Should be more like him
.
    
***
    
    Lucas had known the utter futility of phoning up hotels and asking outright for Electroshock's room numbers. Trying to penetrate the tenth floor of the Denver Hilton would require James Bond. Neither Straight Razor nor Electroshock would even exist, according to any registration desk in town. It was another groupie/fan deterrent mechanism. The exits, the elevators, ali access to the tenth floor would be strictly monitored and regulated.
    What was required was an audacious ploy. Out-grandstand the grandstanders. Shoes off, Lucas sat on his Holiday Inn bed and phoned the Denver Hilton. When the switchboard operator at the desk answered, he requested a random tenth-floor room number.

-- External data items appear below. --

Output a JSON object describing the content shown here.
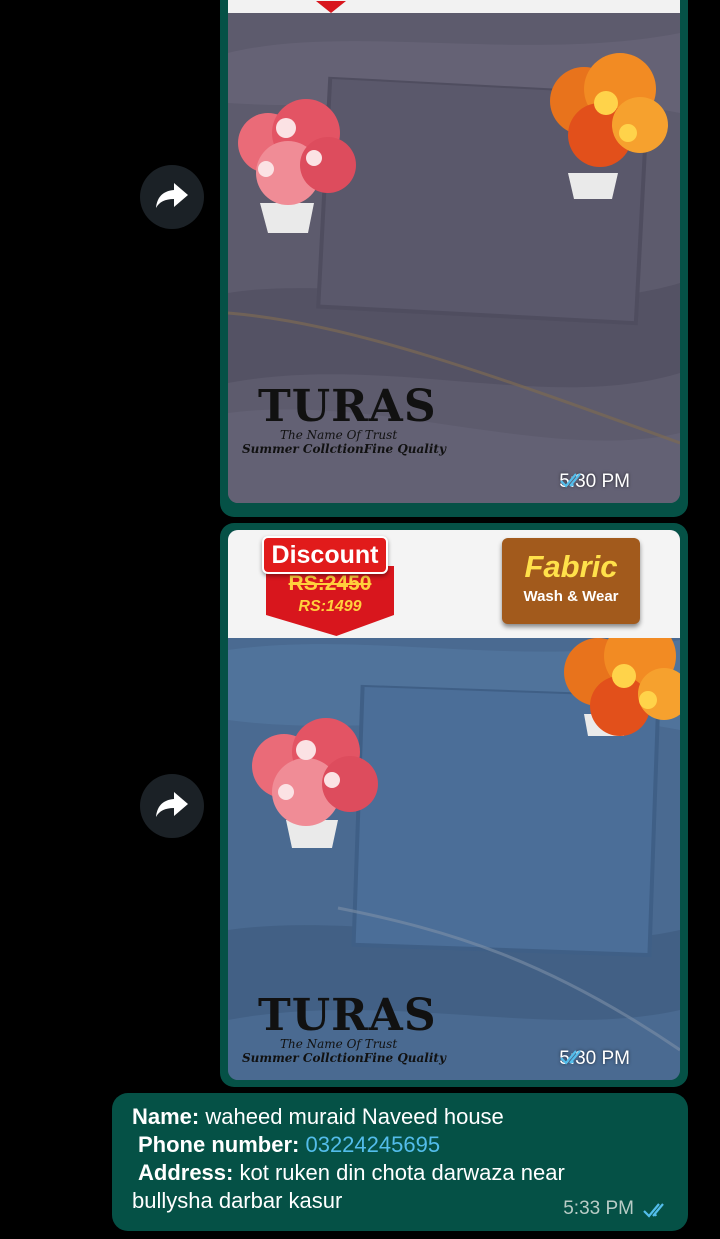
{
  "messages": [
    {
      "type": "image",
      "brand": "TURAS",
      "tagline": "The Name Of Trust",
      "collection": "Summer CollctionFine Quality",
      "time": "5:30 PM",
      "fabric_color": "#5b5a6b"
    },
    {
      "type": "image",
      "discount_label": "Discount",
      "old_price": "RS:2450",
      "new_price": "RS:1499",
      "fabric_title": "Fabric",
      "fabric_subtitle": "Wash & Wear",
      "brand": "TURAS",
      "tagline": "The Name Of Trust",
      "collection": "Summer CollctionFine Quality",
      "time": "5:30 PM",
      "fabric_color": "#4a6a91"
    },
    {
      "type": "text",
      "name_label": "Name:",
      "name_value": "waheed muraid Naveed house",
      "phone_label": "Phone number:",
      "phone_value": "03224245695",
      "address_label": "Address:",
      "address_value": "kot ruken din chota darwaza near",
      "address_value2": "bullysha darbar kasur",
      "time": "5:33 PM"
    }
  ],
  "icons": {
    "forward": "forward-icon",
    "read_receipt": "double-check-icon"
  },
  "colors": {
    "bubble": "#055146",
    "read_tick": "#53bdeb",
    "link": "#53bdeb"
  }
}
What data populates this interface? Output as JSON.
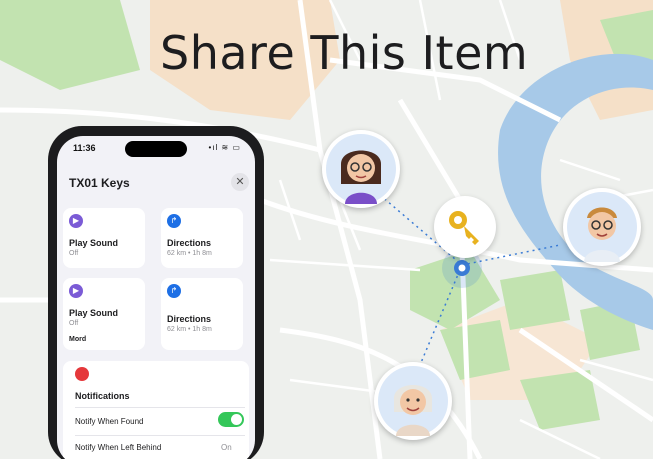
{
  "headline": "Share This Item",
  "phone": {
    "status": {
      "time": "11:36",
      "icons": "•ıl ≋ ▭"
    },
    "sheet_title": "TX01 Keys",
    "close_glyph": "✕",
    "cards": [
      {
        "title": "Play Sound",
        "sub": "Off",
        "icon": "play-icon",
        "glyph": "▶"
      },
      {
        "title": "Directions",
        "sub": "62 km • 1h 8m",
        "icon": "directions-icon",
        "glyph": "↱"
      },
      {
        "title": "Play Sound",
        "sub": "Off",
        "extra": "Mord",
        "icon": "play-icon",
        "glyph": "▶"
      },
      {
        "title": "Directions",
        "sub": "62 km • 1h 8m",
        "icon": "directions-icon",
        "glyph": "↱"
      }
    ],
    "notifications": {
      "heading": "Notifications",
      "notify_found": "Notify When Found",
      "notify_left": "Notify When Left Behind",
      "notify_left_value": "On",
      "notify_found_on": true
    }
  },
  "colors": {
    "accent": "#1d6fe5",
    "toggle_on": "#34c759",
    "alert": "#e5383b",
    "river": "#a7c9e8",
    "park": "#c2e3b0"
  },
  "avatars": [
    "woman-with-glasses-avatar",
    "man-with-glasses-avatar",
    "older-woman-avatar"
  ],
  "item_pin": "key-icon"
}
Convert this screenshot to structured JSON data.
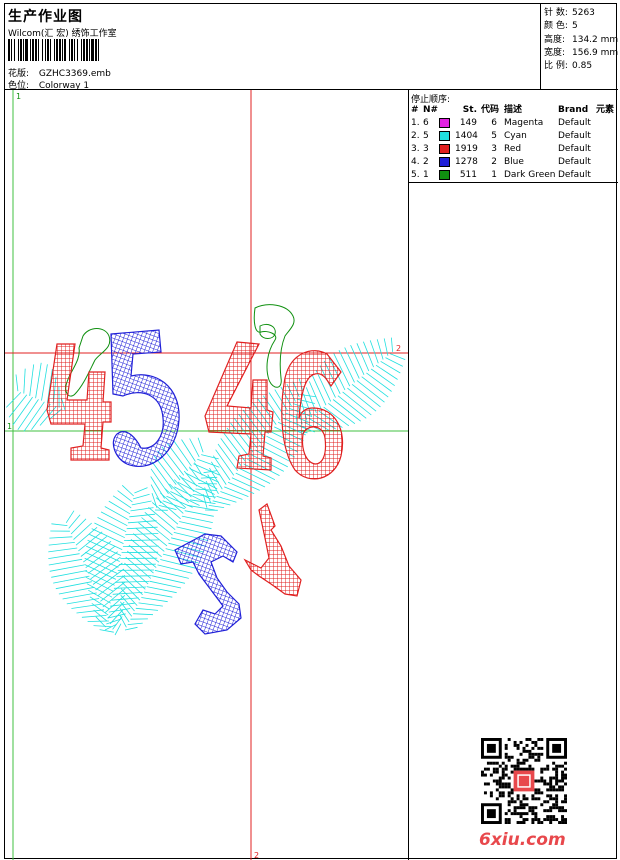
{
  "header": {
    "title": "生产作业图",
    "company": "Wilcom(汇 宏) 绣饰工作室",
    "design_label": "花版:",
    "design_value": "GZHC3369.emb",
    "colorway_label": "色位:",
    "colorway_value": "Colorway 1"
  },
  "stats": [
    {
      "label": "针 数:",
      "value": "5263"
    },
    {
      "label": "颜 色:",
      "value": "5"
    },
    {
      "label": "高度:",
      "value": "134.2 mm"
    },
    {
      "label": "宽度:",
      "value": "156.9 mm"
    },
    {
      "label": "比 例:",
      "value": "0.85"
    }
  ],
  "stop_sequence": {
    "title": "停止顺序:",
    "headers": {
      "num": "#",
      "n": "N#",
      "st": "St.",
      "code": "代码",
      "desc": "描述",
      "brand": "Brand",
      "elem": "元素"
    },
    "rows": [
      {
        "num": "1.",
        "n": "6",
        "color": "#e020e0",
        "st": "149",
        "code": "6",
        "desc": "Magenta",
        "brand": "Default"
      },
      {
        "num": "2.",
        "n": "5",
        "color": "#20e0e0",
        "st": "1404",
        "code": "5",
        "desc": "Cyan",
        "brand": "Default"
      },
      {
        "num": "3.",
        "n": "3",
        "color": "#e02020",
        "st": "1919",
        "code": "3",
        "desc": "Red",
        "brand": "Default"
      },
      {
        "num": "4.",
        "n": "2",
        "color": "#2020d8",
        "st": "1278",
        "code": "2",
        "desc": "Blue",
        "brand": "Default"
      },
      {
        "num": "5.",
        "n": "1",
        "color": "#109010",
        "st": "511",
        "code": "1",
        "desc": "Dark Green",
        "brand": "Default"
      }
    ]
  },
  "design": {
    "guide_labels": {
      "top_left": "1",
      "left": "1",
      "right": "2",
      "bottom": "2"
    },
    "colors": {
      "red": "#e02020",
      "blue": "#2020d8",
      "cyan": "#20e0e0",
      "green": "#109010",
      "guide_red": "#e02020",
      "guide_green": "#40c040"
    }
  },
  "footer": {
    "site": "6xiu.com"
  }
}
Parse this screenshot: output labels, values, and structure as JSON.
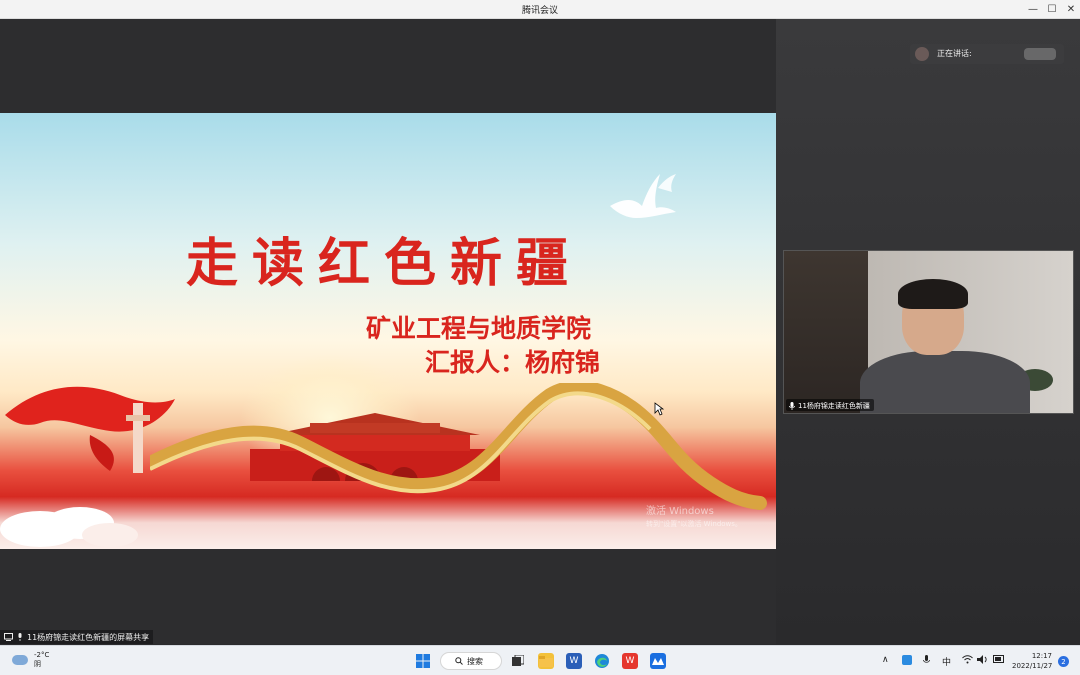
{
  "window": {
    "title": "腾讯会议"
  },
  "slide": {
    "title": "走读红色新疆",
    "line1": "矿业工程与地质学院",
    "line2": "汇报人：杨府锦",
    "watermark_line1": "激活 Windows",
    "watermark_line2": "转到\"设置\"以激活 Windows。"
  },
  "speaking": {
    "label": "正在讲话:"
  },
  "video": {
    "participant_name": "11杨府锦走读红色新疆"
  },
  "share_status": {
    "text": "11杨府锦走读红色新疆的屏幕共享"
  },
  "taskbar": {
    "weather_temp": "-2°C",
    "weather_desc": "阴",
    "search_label": "搜索",
    "ime": "中",
    "time": "12:17",
    "date": "2022/11/27",
    "notification_count": "2"
  },
  "colors": {
    "accent_red": "#d9251e",
    "taskbar_bg": "#eef1f5",
    "meeting_bg": "#2d2d2f"
  }
}
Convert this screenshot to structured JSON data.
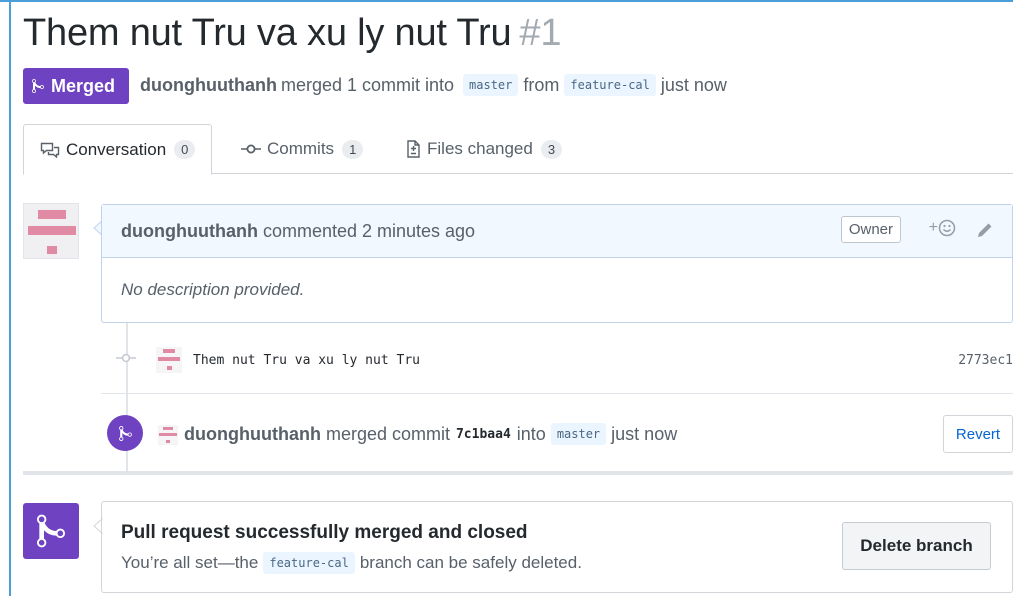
{
  "pr": {
    "title": "Them nut Tru va xu ly nut Tru",
    "number": "#1",
    "state": "Merged",
    "author": "duonghuuthanh",
    "meta_action": "merged 1 commit into",
    "base_branch": "master",
    "from_word": "from",
    "head_branch": "feature-cal",
    "time": "just now"
  },
  "tabs": [
    {
      "label": "Conversation",
      "count": "0"
    },
    {
      "label": "Commits",
      "count": "1"
    },
    {
      "label": "Files changed",
      "count": "3"
    }
  ],
  "comment": {
    "author": "duonghuuthanh",
    "action": "commented 2 minutes ago",
    "role": "Owner",
    "reaction": "+",
    "body": "No description provided."
  },
  "commit": {
    "message": "Them nut Tru va xu ly nut Tru",
    "sha": "2773ec1"
  },
  "merge_event": {
    "author": "duonghuuthanh",
    "action": "merged commit",
    "sha": "7c1baa4",
    "into": "into",
    "branch": "master",
    "time": "just now",
    "revert_label": "Revert"
  },
  "merged_box": {
    "title": "Pull request successfully merged and closed",
    "sub_before": "You’re all set—the",
    "branch": "feature-cal",
    "sub_after": "branch can be safely deleted.",
    "delete_label": "Delete branch"
  },
  "colors": {
    "merged_purple": "#6f42c1",
    "link_blue": "#0366d6",
    "frame_blue": "#4a9fd8",
    "identicon_pink": "#e08aa3"
  }
}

    There was an official hesitation. "Who is calling, please?" There would be a screening list to consult.
    Lucas made sure the man heard him sigh. "Mark Fawcett of Wolf and Rissmiller, okay? And I'm in a hurry, pal-we got a concert to put on, and I don't like having my time wasted."
    "Oh. Oh. Just a moment, please." Lucas was put on hold. He knew that the operator would be scanning the list. There would be no Mark Fawcett. But there would be Wolf and Rissmiller-the firm that had booked the show. The deskman would assume, like Trench, like the KPPL receptionist, that no one had bothered to tell him. He would check the expressions of his fellow workers on the desk, making sure no one had noticed his little faux pas. Wolf and Rissmiller, of course. The firm was familiar to Lucas from his PR experience.